Results show that OCRVerse achieves competitive performance across vision-centric OCR tasks, outperforming larger models in several benchmarks. On ChartMimic, OCRVerse surpasses Qwen2.5-VL-72B in low-level and high-level scores despite being 18 times smaller, and on Image2LaTeX-plot, it significantly exceeds all baselines with a 88.7% rendering success rate. The model also achieves strong results on UniSVG and ChemDraw, demonstrating its ability to generate accurate code representations from complex visual inputs.

Results show that OCRVerse achieves an overall score of 89.23 on OmniDocBench v1.5, outperforming general-purpose models like Gemini-2.5 Pro and Qwen2.5-VL-72B despite having significantly fewer parameters.
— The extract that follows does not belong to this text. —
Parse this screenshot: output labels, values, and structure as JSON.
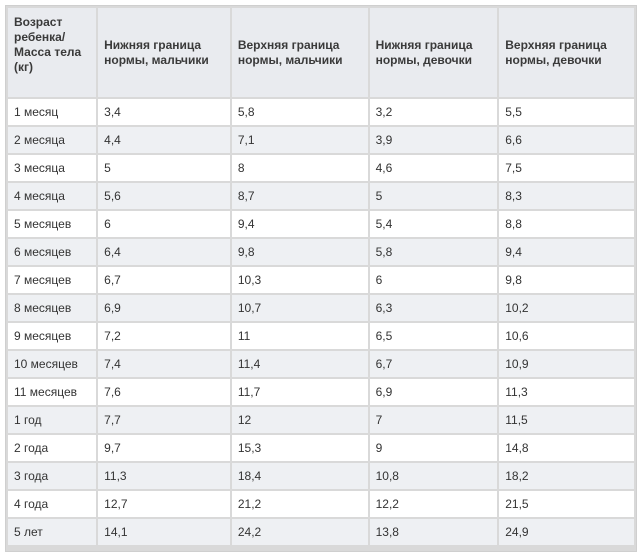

It demonstrates strong performance in formula recognition with a CDM score of 87.13 and competitive results in text and reading order tasks, though it lags behind layout-aware models in fine-grained spatial understanding.

Results show that OCRVerse achieves competitive performance across vision-centric OCR benchmarks, outperforming larger open-source models in several metrics. On ChartMimic, it surpasses Qwen2.5-VL-72B despite being 18 times smaller, and on Image2LaTeX-plot, it significantly exceeds all baselines with a 88.7% rendering success rate. The model also achieves strong results on UniSVG and ChemDraw, demonstrating its ability to generate accurate code representations from complex visual inputs.